The size of Gloeckler’s prints range from woodblock prints measured in square yards to wood engravings of a square inch. Gloeckler’s subject matter has always derived from his world, often the public world of politics and life in America, and sometimes his own personal world. Religious iconography has appeared in his woodcuts, but the majority of his prints demonstrate his sharp eye for the ludicrous in American society and his abiding sense of humor. Gloeckler has created images that lampoon the inflated and celebrate the everyday. His imagery reflects the spirit of the region and responds to Wisconsin culture, such as his woodcuts of Madison’s State Street, the Green Bay Packers, and the sport of curling. His prints have also addressed national topics such as the politics of the 1960s and the uproar over politically-correct speech.

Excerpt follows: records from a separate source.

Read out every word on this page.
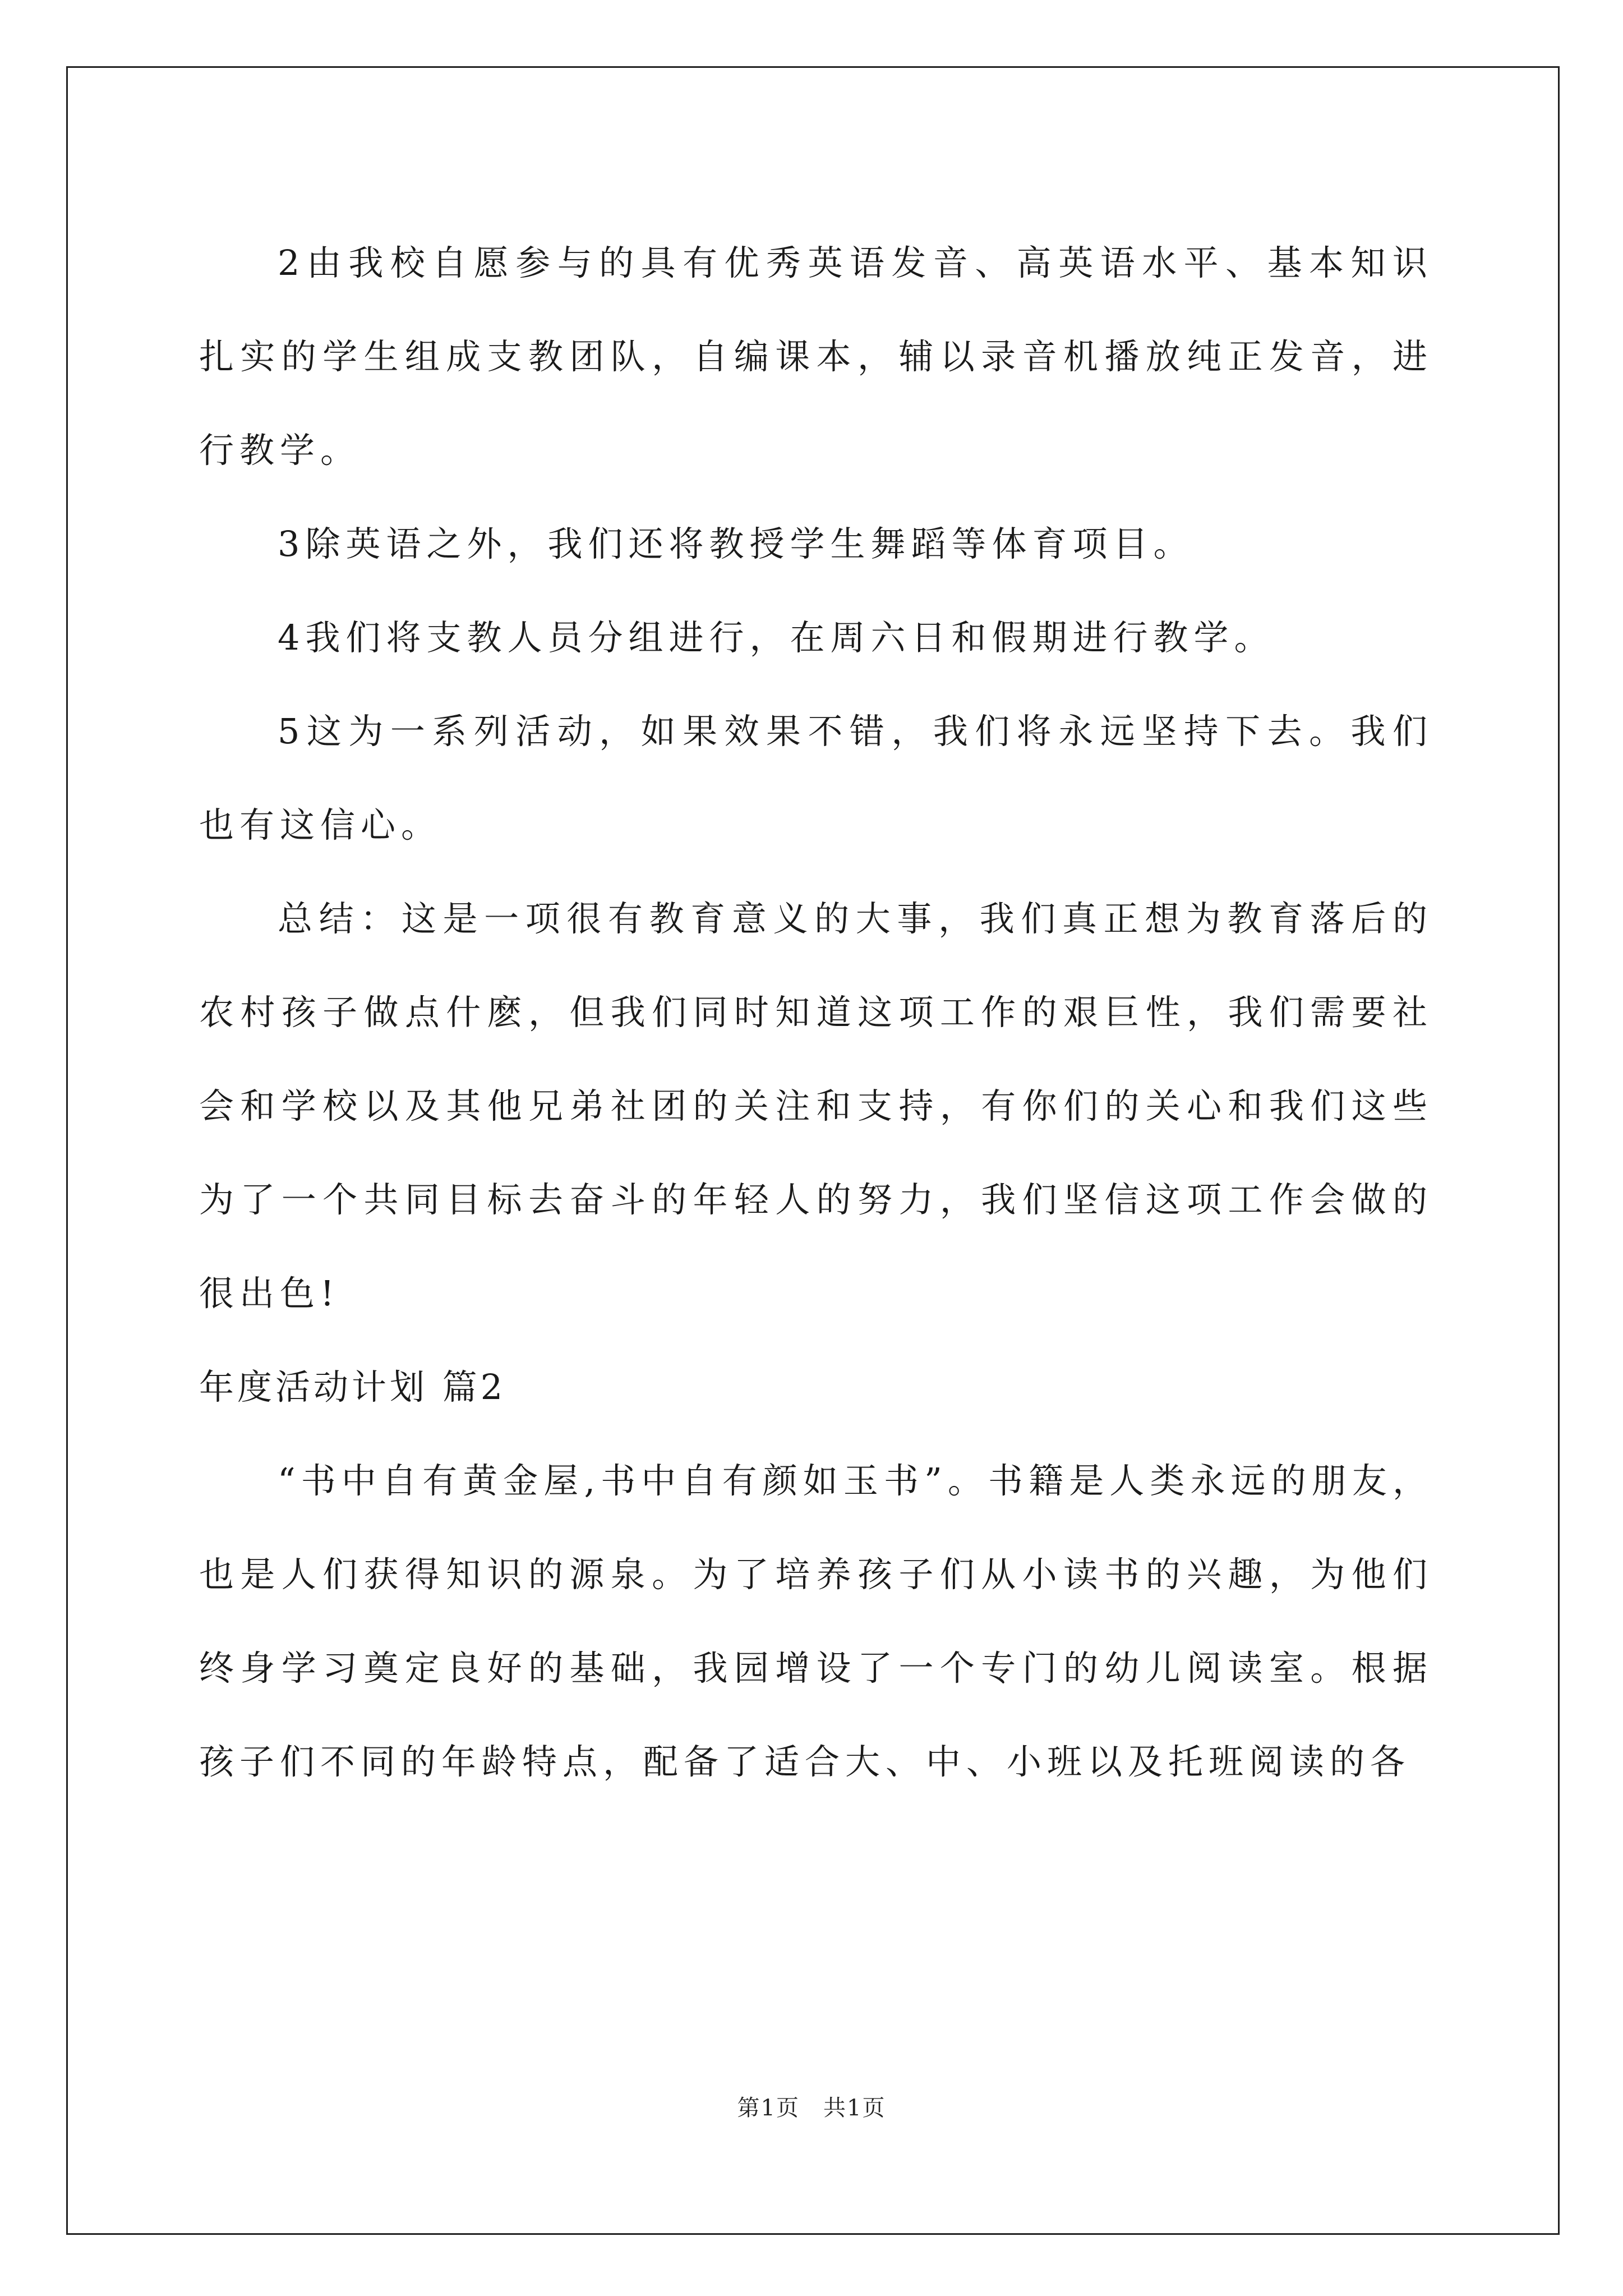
2由我校自愿参与的具有优秀英语发音、高英语水平、基本知识扎实的学生组成支教团队，自编课本，辅以录音机播放纯正发音，进行教学。

3除英语之外，我们还将教授学生舞蹈等体育项目。

4我们将支教人员分组进行，在周六日和假期进行教学。

5这为一系列活动，如果效果不错，我们将永远坚持下去。我们也有这信心。

总结：这是一项很有教育意义的大事，我们真正想为教育落后的农村孩子做点什麽，但我们同时知道这项工作的艰巨性，我们需要社会和学校以及其他兄弟社团的关注和支持，有你们的关心和我们这些为了一个共同目标去奋斗的年轻人的努力，我们坚信这项工作会做的很出色!

年度活动计划 篇2

“书中自有黄金屋,书中自有颜如玉书”。书籍是人类永远的朋友，也是人们获得知识的源泉。为了培养孩子们从小读书的兴趣，为他们终身学习奠定良好的基础，我园增设了一个专门的幼儿阅读室。根据孩子们不同的年龄特点，配备了适合大、中、小班以及托班阅读的各

第1页　共1页
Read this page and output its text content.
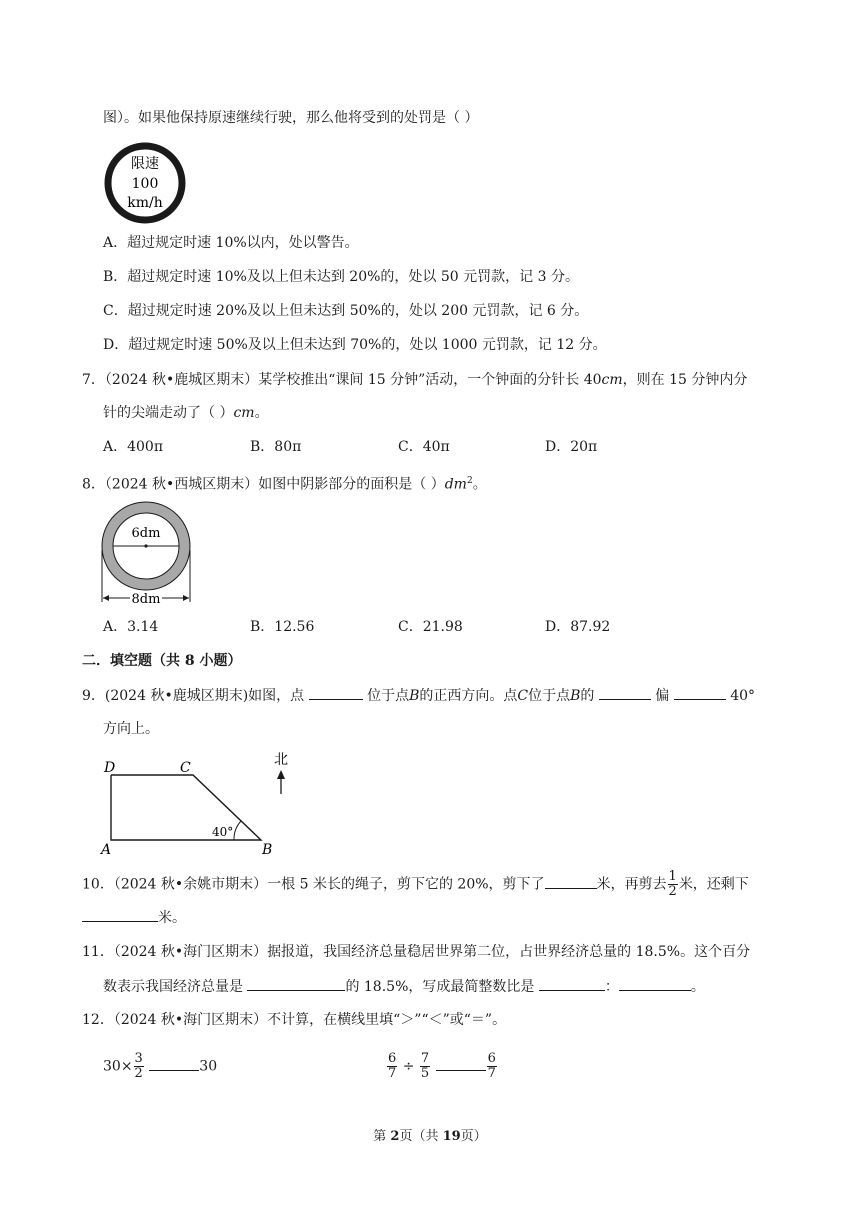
图）。如果他保持原速继续行驶，那么他将受到的处罚是（ ）
限速
100
km/h
A．超过规定时速 10%以内，处以警告。
B．超过规定时速 10%及以上但未达到 20%的，处以 50 元罚款，记 3 分。
C．超过规定时速 20%及以上但未达到 50%的，处以 200 元罚款，记 6 分。
D．超过规定时速 50%及以上但未达到 70%的，处以 1000 元罚款，记 12 分。
7．（2024 秋•鹿城区期末）某学校推出“课间 15 分钟”活动，一个钟面的分针长 40cm，则在 15 分钟内分
针的尖端走动了（ ）cm。
A．400π	B．80π	C．40π	D．20π
8．（2024 秋•西城区期末）如图中阴影部分的面积是（ ）$dm^2$。
6dm
8dm
A．3.14	B．12.56	C．21.98	D．87.92
二．填空题（共 8 小题）
9．(2024 秋•鹿城区期末)如图，点	位于点B的正西方向。点C位于点B的	偏	40°
方向上。
D	C
A	B
40°
北
10．（2024 秋•余姚市期末）一根 5 米长的绳子，剪下它的 20%，剪下了	米，再剪去 $\frac{1}{2}$ 米，还剩下
米。
11．（2024 秋•海门区期末）据报道，我国经济总量稳居世界第二位，占世界经济总量的 18.5%。这个百分
数表示我国经济总量是	的 18.5%，写成最简整数比是	：	。
12．（2024 秋•海门区期末）不计算，在横线里填“＞”“＜”或“＝”。
$30\times \frac{3}{2}$	30	$\frac{6}{7} \div \frac{7}{5}$
	$\frac{6}{7}$
第 2页（共 19页）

Gloeckler has played a key role in preserving the careful craft of wood-engraving in the United States. Gloeckler is one of only a few masters of this technique in the country. He and a small group of fellow engravers helped keep this special art form—once common in the U.S.—vibrant during the twentieth century.

Since the 1960s, Gloeckler’s prints have been exhibited in major museums and galleries throughout the world, including the Butler Museum of American Art, Youngstown, Ohio; Cincinnati Art Museum; Detroit Art Institute; Museum of Fine Arts, Boston; and the Philadelphia Museum of Art. He was recognized as a Wisconsin Academy Fellow in 2002.

This exhibition will be Gloeckler’s first solo exhibition at the Elvehjem Museum of Art. While his work has been exhibited in Elvehjem presentations of the quadrennial UW–Madison faculty exhibition, in Progressive Printmakers: Wisconsin Artists and the Print Renaissance (2001), and in 150 Years of Wisconsin Printmaking (1999), this is the first to focus solely on his work. This exhibition will be a special opportunity for area audiences to see fifty years of Gloeckler’s prints that demonstrate the transitions in his oeuvre over this period.